Niles Garden Club recalls 70 years
Published 12:19 am Wednesday, April 2, 2003
By By BEN RAYMOND LODE / Niles Daily Star
NILES -- Members of the Niles Garden Club, who celebrated the club's 70th anniversary at the Niles District Library Tuesday, might not be wearing hats and gloves to their meetings anymore.
But apart from that, a garden club member said, having looked through some of the old leather-bound, handwritten books and minutes from meetings in the past, she has come to a realization.
Old and new books depicting the garden club's 70-year history were on display in the library basement room hosting the celebration, and members could walk around and see what it was like to be a garden club member in the early days.
The celebration also gave club members a chance to share stories from the past, discussing what to do in the garden this spring and summer, as well as tasting the cakes and coffee brought in for the occasion.
Nancy Daugherty, chair of the garden club's Christmas Green Sale, which is one of the club's major fund-raising events each year, was glad to celebrate the club's 70th anniversary with fellow members.

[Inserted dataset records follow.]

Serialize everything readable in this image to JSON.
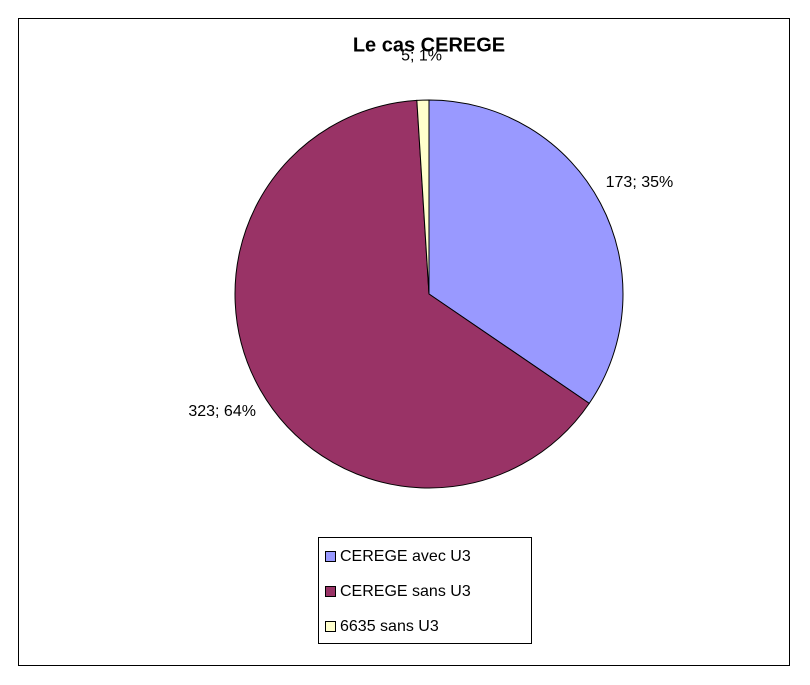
{
  "chart_data": {
    "type": "pie",
    "title": "Le cas CEREGE",
    "categories": [
      "CEREGE avec U3",
      "CEREGE sans U3",
      "6635 sans U3"
    ],
    "values": [
      173,
      323,
      5
    ],
    "value_labels": [
      "173; 35%",
      "323; 64%",
      "5; 1%"
    ],
    "colors": [
      "#9999ff",
      "#993366",
      "#ffffcc"
    ],
    "legend": "bottom"
  }
}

Naomi Szot, current garden club historian, said when the club was started in 1933, it had 20 members and the annual member fee was 15 cents.
Today the club has 49 members between the age of 49 and 101 years old (Lucy Zimmer Morse is the club's oldest member), and the annual fee is $15.
Szot said the club in recent years has been, and still is, involved with many special projects, such as doing the floral design at the new library in Niles, planting planters at city hall and maintaining the "Welcome to Niles" sign on South 11th Street.
And in addition to having a major plant sale on May 17, usually held in the courtyard of Fort St. Joseph Museum, the club has adopted a highway out past Ballard where they have planted tulips, she said.
Community beautification, however, is not the only thing on the garden club members minds.
Lyn Butus, a Niles Garden Club member, who is also district three director of 40 gardening clubs that are members of the Federated Garden Clubs of Michigan, said the Niles Gardening club will award two $1,000 horticultural scholarships to Niles and Brandywine High School students this year.
The club also supports a Higgins Lake summer camp for teachers, 4-H leaders and others who work with children, she said.
With a club celebrating its 70th anniversary, however, some members will remember more than others just because they have lived longer.
Irma Hershey, one of the club's many lifetime members, said in the past you would never wear slacks to a garden club meeting.
Hershey, however, said the garden club has always been a club where club members have worked in their own gardens.
And whenever the garden club was involved with a big project, they would ask their husbands to come and help them.
With spring right around the corner, the club members will probably be out in their own gardens getting things ready soon.